While I was writing the main posts of my Sew Your Kibbe series, Gillian of Crafting a Rainbow did an exploratory post examining how her makes fit into the Kibbe Gamine recommendations. I thought this was a brilliant post, and wanted to do a similar self-analysis before jumping into the main planning and sewing posts for the challenge this year.
Over the past few years I have made quite a few different styles of garments. Most recently I’ve been intentionally focusing on the Soft Natural style lines, but before that I thought I was more of a Kibbe Soft Classic, or was just sewing whatever I happened to like. Looking back, it’s easy to see why the non-Soft Natural garments haven’t turned out to be my personal favorites. Here’s a rather generalized look back at some of my sewing hits and misses with a Kibbe focus…
Kibbe Soft Natural Hits
All of these have elements of Kibbe Soft Natural recommendations; soft texture, waist definition, draping, a loose fit, or an elongated line with a hem below the knee. These fabrics also have a lot of stretch or a soft feel which allows a lot of movement. All of these elements add together to create a Soft Natural look that works well with Kibbe’s recommendations. As a bonus, all of these have been made in my favorite cool, saturated colors, so they all see a lot of wear.

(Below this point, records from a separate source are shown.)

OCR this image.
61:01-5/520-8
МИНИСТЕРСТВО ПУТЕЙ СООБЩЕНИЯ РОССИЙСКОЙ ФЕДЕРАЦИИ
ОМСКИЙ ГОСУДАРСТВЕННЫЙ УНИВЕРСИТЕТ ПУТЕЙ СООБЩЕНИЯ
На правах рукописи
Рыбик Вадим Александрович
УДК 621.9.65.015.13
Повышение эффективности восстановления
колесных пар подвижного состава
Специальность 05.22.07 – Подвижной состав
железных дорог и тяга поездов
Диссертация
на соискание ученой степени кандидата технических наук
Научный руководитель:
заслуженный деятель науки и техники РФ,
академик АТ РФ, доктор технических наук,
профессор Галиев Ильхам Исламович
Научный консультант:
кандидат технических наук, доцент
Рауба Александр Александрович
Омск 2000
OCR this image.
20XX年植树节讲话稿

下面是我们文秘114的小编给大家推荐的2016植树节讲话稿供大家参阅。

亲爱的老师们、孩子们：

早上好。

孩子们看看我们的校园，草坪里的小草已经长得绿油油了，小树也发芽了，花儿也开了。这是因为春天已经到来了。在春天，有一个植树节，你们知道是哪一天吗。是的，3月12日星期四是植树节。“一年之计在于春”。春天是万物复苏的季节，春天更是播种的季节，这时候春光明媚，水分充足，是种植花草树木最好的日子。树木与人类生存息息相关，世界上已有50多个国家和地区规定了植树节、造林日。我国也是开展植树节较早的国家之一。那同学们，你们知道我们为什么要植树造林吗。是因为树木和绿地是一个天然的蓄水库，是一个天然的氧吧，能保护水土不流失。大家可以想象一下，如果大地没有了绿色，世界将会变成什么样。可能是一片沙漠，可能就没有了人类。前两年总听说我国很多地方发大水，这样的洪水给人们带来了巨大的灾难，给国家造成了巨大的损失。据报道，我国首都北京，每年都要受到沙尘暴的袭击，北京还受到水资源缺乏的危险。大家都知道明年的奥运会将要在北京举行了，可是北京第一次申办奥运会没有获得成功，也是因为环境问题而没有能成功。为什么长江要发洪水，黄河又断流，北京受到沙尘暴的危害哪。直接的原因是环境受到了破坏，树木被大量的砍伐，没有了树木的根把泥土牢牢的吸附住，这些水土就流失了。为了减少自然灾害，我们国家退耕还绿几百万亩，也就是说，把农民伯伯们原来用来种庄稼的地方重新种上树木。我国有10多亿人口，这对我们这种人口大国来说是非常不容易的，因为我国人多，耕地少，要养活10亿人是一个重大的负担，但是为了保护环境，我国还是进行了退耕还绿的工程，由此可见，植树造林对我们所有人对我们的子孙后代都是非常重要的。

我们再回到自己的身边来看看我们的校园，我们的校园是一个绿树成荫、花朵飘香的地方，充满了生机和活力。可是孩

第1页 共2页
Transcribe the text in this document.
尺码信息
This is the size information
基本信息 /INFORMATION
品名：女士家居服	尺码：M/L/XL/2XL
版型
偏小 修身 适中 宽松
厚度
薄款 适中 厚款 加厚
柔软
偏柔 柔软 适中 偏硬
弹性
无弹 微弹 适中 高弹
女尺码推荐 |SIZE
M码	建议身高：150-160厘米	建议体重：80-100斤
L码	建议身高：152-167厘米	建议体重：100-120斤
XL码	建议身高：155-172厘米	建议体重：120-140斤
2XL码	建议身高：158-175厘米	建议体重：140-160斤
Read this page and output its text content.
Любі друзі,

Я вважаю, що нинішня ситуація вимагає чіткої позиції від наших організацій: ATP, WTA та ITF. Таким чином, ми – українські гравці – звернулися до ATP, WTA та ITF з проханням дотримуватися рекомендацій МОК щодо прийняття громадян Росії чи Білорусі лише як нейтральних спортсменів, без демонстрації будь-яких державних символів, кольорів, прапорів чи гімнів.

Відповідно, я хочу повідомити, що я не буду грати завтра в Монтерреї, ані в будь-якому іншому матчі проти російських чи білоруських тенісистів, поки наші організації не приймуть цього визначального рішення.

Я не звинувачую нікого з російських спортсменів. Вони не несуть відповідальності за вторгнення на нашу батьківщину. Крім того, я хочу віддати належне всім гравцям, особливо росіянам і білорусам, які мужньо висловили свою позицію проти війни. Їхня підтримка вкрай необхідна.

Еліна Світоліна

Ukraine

These items all have elements that don’t really work for a Soft Natural. The purple dress (upper left) is more of a Romantic style; the extreme ruching overwhelms my torso. The blue top (center top) and teal jacket (bottom left) are both a tad too stiff (more Dramatic Classic or Soft Classic), and I’ve never really found myself reaching for them. The black coat (top right) was made for the Pattern Review Sewing Bee a few years ago, but it clearly overwhelms me (I think it would be Soft Dramatic or Flamboyant Natural), and I’ve never worn it outside of the contest. The striped sweater is almost good, but the tiny ruffles are just too cutesy for me. I’ve given it to a friend (who I believe is a Theatrical Romantic) and she loves it. Clearly I need to be careful of details and silhouettes that are too stiff, too oversized, or too tiny and sweet.
Not Perfect, But…
All of these garments have elements of Soft Natural, but aren’t exactly perfect options for me. The Blue Jumpsuit works because of the more relaxed fit of the legs, but the high collar isn’t the best for a Soft Natural. With the jacket there is just a bit much going on to the point of feeling a bit restricted; I think the jacket would be more successful with an open neckline on the jumpsuit, and the two can work separately for me, but I never actually wear them together. The red dress is ok but it is perhaps a bit too fitted. I think a more flared/softly draping skirt would be better, and possibly a less covered top. I still really like this dress, because the fabric is really pretty, but I can honestly say it probably isn’t the best silhouette for me. The blue and white top is a style that should work for me, but I think the tiny geometric print isn’t my favorite. I also raised the neckline when I made this top, and in hindsight I should have left it as Burda had originally drafted. I think the fabric is also a bit stiffer than it looks; I don’t have quite the movement in it that I do in many of my other clothes, and I think this makes it one of my borderline successful garments. Finally, I really love the blue gown, but I do think I can handle a bit more draping, detail, and sparkle for an evening look.
Clearly, this isn’t everything I’ve ever made, but this is a fair portion of my more recent makes, and I think it is interesting to note how the “Kibbe approved” styles have really ended up being my favorites, and how the garments that would have worked best for a different Kibbe types aren’t my go-to items (or, in many cases, have been donated or decluttered already). My intent with the Sew Your Kibbe Challenge is to focus on making garments that have a higher probability of working for me, and looking back at my Soft Natural makes, I would say moving forward in that style ID is a step in the right direction.